Artur Mas (segundo por la derecha), acude con parte de su Gabinete al pleno de Consell Assessor per al Desenvolupament Sostenible de Catalunya. JORDI BEDMAR
En los últimos días, el president ha conjugado su defensa de la política de austeridad que lleva a cabo su Gabinete con la exigencia de acompasar los recortes con medidas de estímulo económico que permitan otear un horizonte de mejora a corto y medio plazo. Para dejar claro que ha hecho los deberes, Mas ha exhibido una vez más su hoja de servicios a la doctrina de la estabilidad presupuestaria: "Estamos subiendo impuestos, estamos subiendo tasas, estamos bajando salarios a los funcionarios, estamos apoyando las reformas del Gobierno español. Pero si solo se quiere ahogar, no conseguiremos nada", ha afirmado.

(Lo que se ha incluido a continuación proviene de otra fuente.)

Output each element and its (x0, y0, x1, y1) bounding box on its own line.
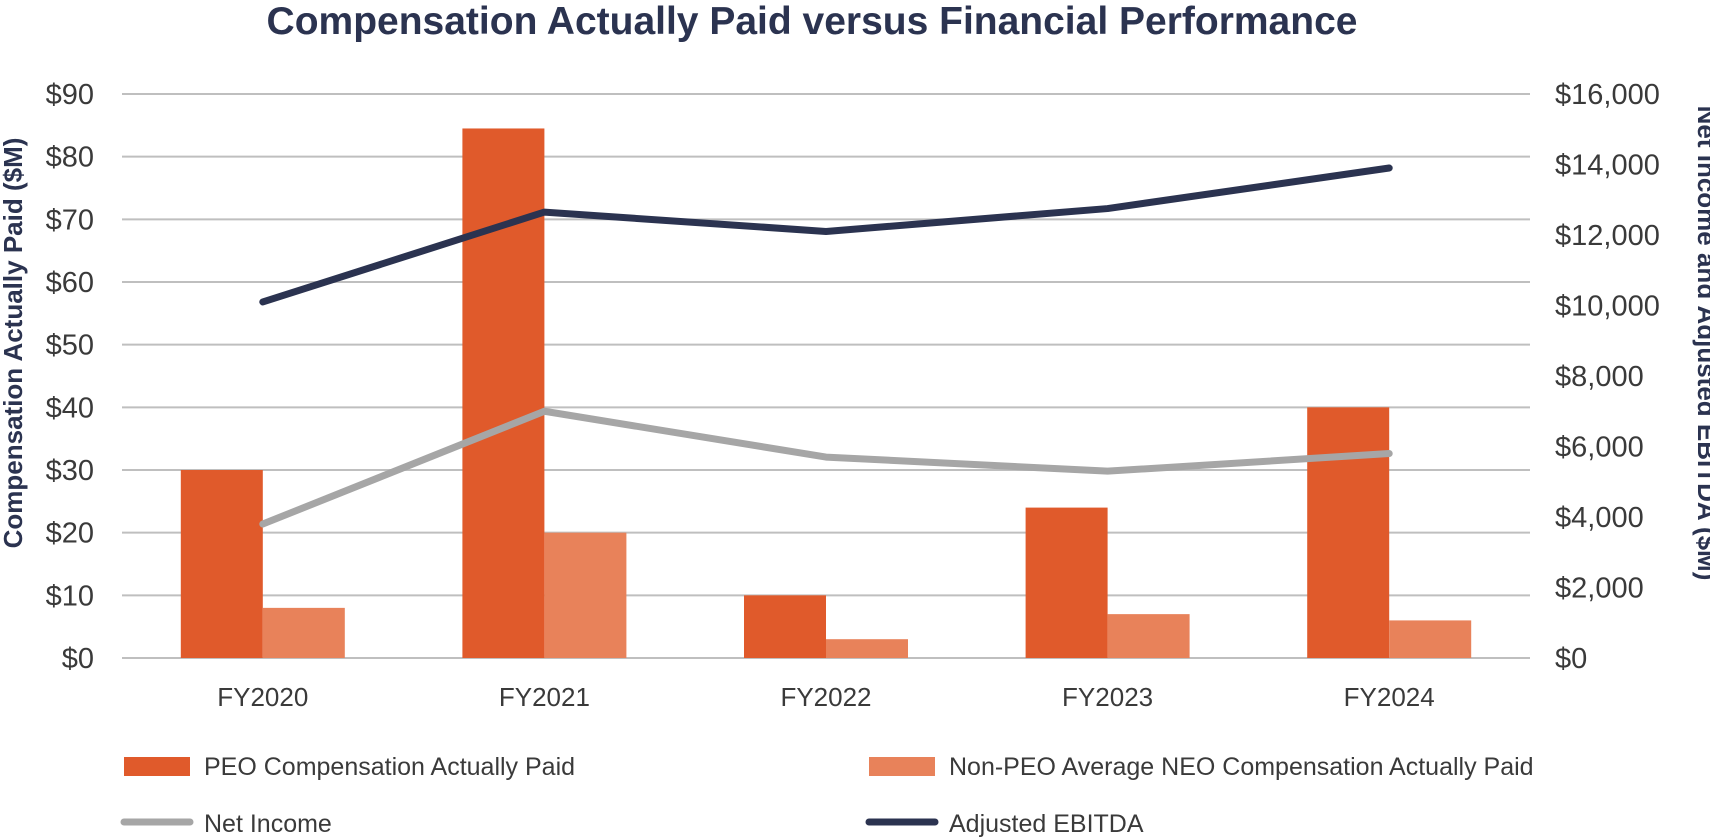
bar-non-peo-fy2024 (1389, 620, 1472, 658)
category-label: FY2020 (217, 682, 308, 712)
lines (259, 164, 1393, 528)
legend-item-net-income[interactable]: Net Income (120, 810, 332, 838)
chart-title: Compensation Actually Paid versus Financ… (267, 0, 1358, 43)
legend-swatch-non-peo (869, 757, 935, 776)
legend-item-adjusted-ebitda[interactable]: Adjusted EBITDA (865, 810, 1144, 838)
line-net-income (259, 407, 1393, 528)
left-tick-label: $20 (46, 518, 94, 550)
right-tick-label: $4,000 (1555, 502, 1644, 534)
bar-non-peo-fy2020 (262, 607, 345, 658)
legend-label-adjusted-ebitda: Adjusted EBITDA (949, 810, 1144, 838)
right-tick-label: $12,000 (1555, 220, 1660, 252)
legend-item-non-peo[interactable]: Non-PEO Average NEO Compensation Actuall… (869, 753, 1534, 781)
left-tick-label: $40 (46, 392, 94, 424)
right-tick-label: $0 (1555, 643, 1587, 675)
left-axis-title: Compensation Actually Paid ($M) (0, 138, 28, 549)
left-tick-label: $80 (46, 142, 94, 174)
line-adjusted-ebitda (259, 164, 1393, 306)
bars (180, 128, 1472, 658)
gridlines (122, 93, 1530, 659)
bar-peo-fy2022 (744, 595, 826, 658)
bar-non-peo-fy2021 (544, 532, 627, 658)
left-axis-ticks: $0 $10 $20 $30 $40 $50 $60 $70 $80 $90 (46, 79, 94, 675)
legend-label-peo: PEO Compensation Actually Paid (204, 753, 575, 781)
category-labels: FY2020 FY2021 FY2022 FY2023 FY2024 (217, 682, 1434, 712)
right-axis-ticks: $0 $2,000 $4,000 $6,000 $8,000 $10,000 $12,000… (1555, 79, 1660, 675)
left-tick-label: $10 (46, 580, 94, 612)
bar-non-peo-fy2023 (1107, 614, 1190, 658)
right-axis-title: Net Income and Adjusted EBITDA ($M) (1692, 106, 1710, 581)
legend-swatch-peo (124, 757, 190, 776)
right-tick-label: $8,000 (1555, 361, 1644, 393)
category-label: FY2021 (499, 682, 590, 712)
right-tick-label: $16,000 (1555, 79, 1660, 111)
legend-label-net-income: Net Income (204, 810, 332, 838)
bar-peo-fy2023 (1025, 507, 1108, 658)
right-tick-label: $10,000 (1555, 291, 1660, 323)
left-tick-label: $30 (46, 455, 94, 487)
category-label: FY2024 (1344, 682, 1435, 712)
left-tick-label: $90 (46, 79, 94, 111)
right-tick-label: $14,000 (1555, 150, 1660, 182)
left-tick-label: $60 (46, 267, 94, 299)
bar-non-peo-fy2022 (826, 639, 908, 658)
legend-label-non-peo: Non-PEO Average NEO Compensation Actuall… (949, 753, 1534, 781)
bar-peo-fy2021 (462, 128, 545, 658)
category-label: FY2023 (1062, 682, 1153, 712)
right-tick-label: $2,000 (1555, 573, 1644, 605)
category-label: FY2022 (780, 682, 871, 712)
left-tick-label: $70 (46, 204, 94, 236)
right-tick-label: $6,000 (1555, 432, 1644, 464)
legend-item-peo[interactable]: PEO Compensation Actually Paid (124, 753, 575, 781)
left-tick-label: $0 (62, 643, 94, 675)
bar-peo-fy2020 (180, 470, 263, 658)
bar-peo-fy2024 (1307, 407, 1390, 658)
left-tick-label: $50 (46, 330, 94, 362)
legend: PEO Compensation Actually Paid Non-PEO A… (120, 753, 1534, 838)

Mas ha recordado que Alemania estaba "al borde del colapso" hace solo 10 años y ahora lidera la UE, y que los países nórdicos iniciaron la senda de las reformas en los años 90, por lo que ahora capean mejor el temporal. Pero ha insistido en que, en la situación actual, es necesario un mensaje claro desde Europa. "Si no se protege el euro de verdad y se da una señal clara de que los países no caerán, nuestra parte de los deberes se quedará coja", ha concluido.